Topband: My Turn For a Brain Pick - Sanity Check

Charlie Cunningham charlie-cunningham at nc.rr.com
Fri Jun 7 16:33:12 EDT 2013


See correction below in RED.

Looks like the Reflector wouldn't pass the EZNEC attachment. I'll  have to
forward that in separate e-mails - not on the reflector

-----Original Message-----
From: Topband [mailto:topband-bounces at contesting.com] On Behalf Of Charlie
Cunningham
Sent: Friday, June 07, 2013 4:05 PM
To: 'Jim GM'; 'topband'; Tom W8JI
Subject: Re: Topband: My Turn For a Brain Pick - Sanity Check

Hi, Jim

I'm most suspicious regarding your radial systems:

*	Are your radials resonant? For the purposes that you are attempting,
they need to be, in order to maintain the phase relationship between the
driven element and the parasite.
*	Are your radials elevated?
*	Do your radial systems overlap or pass close to each other?? You can
have considerable unintended and competing coupling via the radials that can
destroy the parasitic relationship between the driver and parasite.
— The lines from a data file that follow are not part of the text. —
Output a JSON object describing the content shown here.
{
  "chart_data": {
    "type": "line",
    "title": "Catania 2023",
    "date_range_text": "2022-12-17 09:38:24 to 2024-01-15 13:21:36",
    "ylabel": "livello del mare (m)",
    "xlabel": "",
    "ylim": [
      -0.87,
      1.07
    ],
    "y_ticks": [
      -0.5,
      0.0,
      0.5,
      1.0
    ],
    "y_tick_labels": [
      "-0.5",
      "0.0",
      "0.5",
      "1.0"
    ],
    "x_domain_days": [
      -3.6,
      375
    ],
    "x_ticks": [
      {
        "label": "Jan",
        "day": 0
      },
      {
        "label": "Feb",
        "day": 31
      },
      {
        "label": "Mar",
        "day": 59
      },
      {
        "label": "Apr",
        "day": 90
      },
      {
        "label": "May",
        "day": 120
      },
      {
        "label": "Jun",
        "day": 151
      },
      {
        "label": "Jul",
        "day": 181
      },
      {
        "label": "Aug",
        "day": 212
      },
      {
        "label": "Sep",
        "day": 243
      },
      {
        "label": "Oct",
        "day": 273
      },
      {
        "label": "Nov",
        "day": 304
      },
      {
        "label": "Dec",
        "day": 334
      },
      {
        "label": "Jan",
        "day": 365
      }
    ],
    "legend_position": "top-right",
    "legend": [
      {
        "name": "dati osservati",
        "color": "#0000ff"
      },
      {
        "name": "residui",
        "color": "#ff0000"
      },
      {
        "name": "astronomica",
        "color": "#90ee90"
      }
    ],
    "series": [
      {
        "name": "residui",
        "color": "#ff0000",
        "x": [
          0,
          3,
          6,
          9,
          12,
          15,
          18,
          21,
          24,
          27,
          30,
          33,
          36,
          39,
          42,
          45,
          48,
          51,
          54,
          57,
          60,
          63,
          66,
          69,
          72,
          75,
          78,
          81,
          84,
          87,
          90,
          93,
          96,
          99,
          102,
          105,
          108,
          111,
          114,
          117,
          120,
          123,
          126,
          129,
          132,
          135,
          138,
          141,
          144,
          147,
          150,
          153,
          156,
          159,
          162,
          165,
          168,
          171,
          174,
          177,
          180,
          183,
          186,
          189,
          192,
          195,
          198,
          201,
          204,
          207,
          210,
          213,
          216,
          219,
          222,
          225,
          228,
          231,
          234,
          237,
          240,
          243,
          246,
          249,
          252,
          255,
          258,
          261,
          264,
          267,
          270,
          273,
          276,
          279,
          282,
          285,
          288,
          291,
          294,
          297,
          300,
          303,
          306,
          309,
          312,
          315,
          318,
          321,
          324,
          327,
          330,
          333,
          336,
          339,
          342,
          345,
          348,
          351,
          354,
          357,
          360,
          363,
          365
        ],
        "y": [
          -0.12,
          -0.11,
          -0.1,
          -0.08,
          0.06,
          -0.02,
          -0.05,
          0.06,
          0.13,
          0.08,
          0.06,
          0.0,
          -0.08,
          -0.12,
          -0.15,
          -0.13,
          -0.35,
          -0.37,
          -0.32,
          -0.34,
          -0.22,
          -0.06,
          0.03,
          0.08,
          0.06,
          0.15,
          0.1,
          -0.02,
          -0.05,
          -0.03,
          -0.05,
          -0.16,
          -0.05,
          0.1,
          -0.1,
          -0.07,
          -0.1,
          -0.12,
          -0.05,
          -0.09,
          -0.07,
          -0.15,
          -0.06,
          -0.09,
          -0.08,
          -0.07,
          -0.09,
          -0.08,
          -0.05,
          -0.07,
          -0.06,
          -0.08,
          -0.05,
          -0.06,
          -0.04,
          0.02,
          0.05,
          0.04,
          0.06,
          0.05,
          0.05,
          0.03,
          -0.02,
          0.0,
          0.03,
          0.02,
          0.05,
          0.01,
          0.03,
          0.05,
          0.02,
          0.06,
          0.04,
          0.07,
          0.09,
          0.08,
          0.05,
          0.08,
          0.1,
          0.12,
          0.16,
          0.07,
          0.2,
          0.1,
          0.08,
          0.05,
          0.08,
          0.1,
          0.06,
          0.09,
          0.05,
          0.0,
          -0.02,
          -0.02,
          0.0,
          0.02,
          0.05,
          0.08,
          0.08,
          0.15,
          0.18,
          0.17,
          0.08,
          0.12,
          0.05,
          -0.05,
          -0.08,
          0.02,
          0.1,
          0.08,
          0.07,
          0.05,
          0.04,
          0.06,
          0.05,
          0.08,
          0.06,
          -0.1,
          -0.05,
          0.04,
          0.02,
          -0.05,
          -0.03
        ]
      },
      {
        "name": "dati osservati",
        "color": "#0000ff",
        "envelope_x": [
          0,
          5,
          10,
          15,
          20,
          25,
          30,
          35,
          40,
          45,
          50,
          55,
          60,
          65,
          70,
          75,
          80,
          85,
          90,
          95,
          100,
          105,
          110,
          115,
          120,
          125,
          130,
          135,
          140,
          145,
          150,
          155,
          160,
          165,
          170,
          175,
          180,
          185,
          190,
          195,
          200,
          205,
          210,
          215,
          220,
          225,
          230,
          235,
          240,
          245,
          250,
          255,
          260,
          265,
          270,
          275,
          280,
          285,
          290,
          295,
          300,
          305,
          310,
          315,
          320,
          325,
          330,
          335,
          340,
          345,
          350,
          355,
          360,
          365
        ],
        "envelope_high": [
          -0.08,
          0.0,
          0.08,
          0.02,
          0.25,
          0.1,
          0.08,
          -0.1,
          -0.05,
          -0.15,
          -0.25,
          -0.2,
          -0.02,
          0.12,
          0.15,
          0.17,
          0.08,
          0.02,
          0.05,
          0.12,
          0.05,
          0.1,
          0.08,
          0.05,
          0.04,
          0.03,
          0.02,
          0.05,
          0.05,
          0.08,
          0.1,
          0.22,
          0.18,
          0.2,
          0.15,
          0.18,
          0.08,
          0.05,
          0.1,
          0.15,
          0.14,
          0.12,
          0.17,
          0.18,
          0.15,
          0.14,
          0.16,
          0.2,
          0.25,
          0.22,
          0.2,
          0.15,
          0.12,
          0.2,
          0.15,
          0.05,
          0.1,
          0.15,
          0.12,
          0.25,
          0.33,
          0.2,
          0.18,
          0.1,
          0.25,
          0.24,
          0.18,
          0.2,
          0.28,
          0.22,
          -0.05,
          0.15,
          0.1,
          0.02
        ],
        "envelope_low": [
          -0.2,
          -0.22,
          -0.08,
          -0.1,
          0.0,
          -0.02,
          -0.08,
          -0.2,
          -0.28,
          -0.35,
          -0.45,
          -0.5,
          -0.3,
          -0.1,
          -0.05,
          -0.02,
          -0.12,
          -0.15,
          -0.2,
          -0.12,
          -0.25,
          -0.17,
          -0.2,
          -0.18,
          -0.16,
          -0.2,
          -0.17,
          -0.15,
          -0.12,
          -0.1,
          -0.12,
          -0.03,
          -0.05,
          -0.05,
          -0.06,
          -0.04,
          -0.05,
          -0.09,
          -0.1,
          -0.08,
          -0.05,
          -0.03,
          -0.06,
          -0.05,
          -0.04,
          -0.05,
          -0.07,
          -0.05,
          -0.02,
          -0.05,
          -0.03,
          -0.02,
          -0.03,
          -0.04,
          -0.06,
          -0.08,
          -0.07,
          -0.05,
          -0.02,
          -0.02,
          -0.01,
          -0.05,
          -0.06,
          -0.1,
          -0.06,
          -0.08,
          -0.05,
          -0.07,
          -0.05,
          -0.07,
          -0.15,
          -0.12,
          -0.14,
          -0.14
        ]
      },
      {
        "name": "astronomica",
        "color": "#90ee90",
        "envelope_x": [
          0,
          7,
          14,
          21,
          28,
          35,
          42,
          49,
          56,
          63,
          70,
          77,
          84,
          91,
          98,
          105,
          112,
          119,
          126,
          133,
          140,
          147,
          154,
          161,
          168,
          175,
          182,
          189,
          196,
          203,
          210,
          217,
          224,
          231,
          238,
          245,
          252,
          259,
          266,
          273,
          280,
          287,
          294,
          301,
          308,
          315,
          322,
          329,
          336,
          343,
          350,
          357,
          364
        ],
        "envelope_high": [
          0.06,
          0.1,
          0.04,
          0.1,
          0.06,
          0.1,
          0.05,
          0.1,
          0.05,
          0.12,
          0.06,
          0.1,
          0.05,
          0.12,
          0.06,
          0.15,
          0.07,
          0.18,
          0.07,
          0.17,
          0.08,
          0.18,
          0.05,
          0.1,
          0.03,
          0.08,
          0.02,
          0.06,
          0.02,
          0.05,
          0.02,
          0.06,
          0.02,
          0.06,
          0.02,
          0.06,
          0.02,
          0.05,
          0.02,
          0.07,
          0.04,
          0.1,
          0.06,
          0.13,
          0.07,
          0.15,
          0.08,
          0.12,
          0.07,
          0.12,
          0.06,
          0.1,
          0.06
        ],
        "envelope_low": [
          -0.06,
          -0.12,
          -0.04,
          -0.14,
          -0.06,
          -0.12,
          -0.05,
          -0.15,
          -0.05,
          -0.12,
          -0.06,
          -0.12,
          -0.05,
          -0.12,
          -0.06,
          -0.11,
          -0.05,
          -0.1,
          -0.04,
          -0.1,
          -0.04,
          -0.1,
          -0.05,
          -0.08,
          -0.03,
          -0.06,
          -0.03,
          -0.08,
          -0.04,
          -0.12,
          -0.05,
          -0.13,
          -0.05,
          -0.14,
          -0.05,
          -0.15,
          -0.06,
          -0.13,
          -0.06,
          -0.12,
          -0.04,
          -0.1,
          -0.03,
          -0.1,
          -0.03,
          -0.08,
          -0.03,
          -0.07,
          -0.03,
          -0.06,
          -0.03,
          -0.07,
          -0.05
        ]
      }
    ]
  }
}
I am attaching and EZNEC file of a 5-element 80m array that I designed and
built some years ago, for a friend, Jim, W4RS,  when  he was in Virginia. It
was a wonderful "kick-ass" "knock-'em-dead" antenna for tough long-haul
international  DX paths and a real "pile-up buster"! If  you have access to
EZNEC  you can have a look. It consists of a central GP with 4 parasites
arranged around it in a square. Each of the parasites has a 6 ft shorted
line of 450 ohm ladder line at the base. The inductance of the 6 ft shorted
line tunes the parasite as a REFLECTOR director. Then the shorted line can
be shorted
an inch or so from the attach point at the vertical element and the radials,
to switch it to director tuning. The result is that in the diagonal
directions the  array basically operates as vertical 3-element 1/2 yagi. In
the N/S/E/W directions it operates as two horizontally stacked 3-element 1/2
yagis that share a common driver.

If you have access to EZNEC. Please examine how I handled the resonant
radials. The central GP driver has 4 elevated resonant radials that extend
outward past the parasites. The parasites each have two resonant elevated
radials that are at right angles to one another and are led away from the
center of the array to minimize the radial coupling. The result was a
"killer" 80m DX array that was the envy of a few serious 80m DXer down here
in our area.

If you want to play the beam steering, go into the "Transmission Lines" menu
in EZNEC and switch them between 6 ft and 0.1 ft. You'll get the idea. The
beam can be steered around 8 points of the compass rose. The beamwidth is
wide enough to provide complete azimuth coverage at full gain. F/B is
excellent!

As for 40m, I've never tried that with parasitic GPs. I have built several
vertical 40m yagis that employed vertical 1/2 wave elements that were
supported by trees or overhead lines for really tough "new ones" with huge
hungry pile-ups with excellent results in all cases. (Electromagnetics works
-even for  us "poor folks"!)

The array that I've shared with you should be scalable to 40m. I've done
that with EZNEC, but never built it.

I don't have  any real feel for parasitic arrays with buried radials, or
"radials on the ground". I expect that such arrays might require some tricky
tuning.

BTW - in my experience, with elevated resonant radials, once we have 4 - we
seem to be reaching a "point of diminishing returns" and increasing the
number of resonant elevated radials doesn't seem to buy much!

Anyway, good luck! I would expect that a 2-element 40m  parasitic array,
that has provision for switching the parasite between reflector and director
tuning could be made to play pretty well! If you are 5m from the array, I
would think that your measurements are pretty good except for elevation
effects.

Best regards,
Charlie, K4OTV





-----Original Message-----
From: Topband [mailto:topband-bounces at contesting.com] On Behalf Of Jim GM
Sent: Friday, June 07, 2013 12:14 PM
To: topband
Subject: Re: Topband: My Turn For a Brain Pick - Sanity Check

I think your too close to tell, or just coupling into every thing around
there.  Knowing you I am sure you have done every thing right. Try calling
CQ during day light hours and see what signal strengths the Reverse beacons
give you.  http://www.reversebeacon.net/main.php

Problem with doing this is the beacons may not re-spot you until your off
the air for say 15 minutes or shift frequency.  I do not know how they
really tick.


-- 
Jim K9TF
All good topband ops know how to put up a beverage at night.
_________________
Topband Reflector

All good topband ops know how to put up a beverage at night.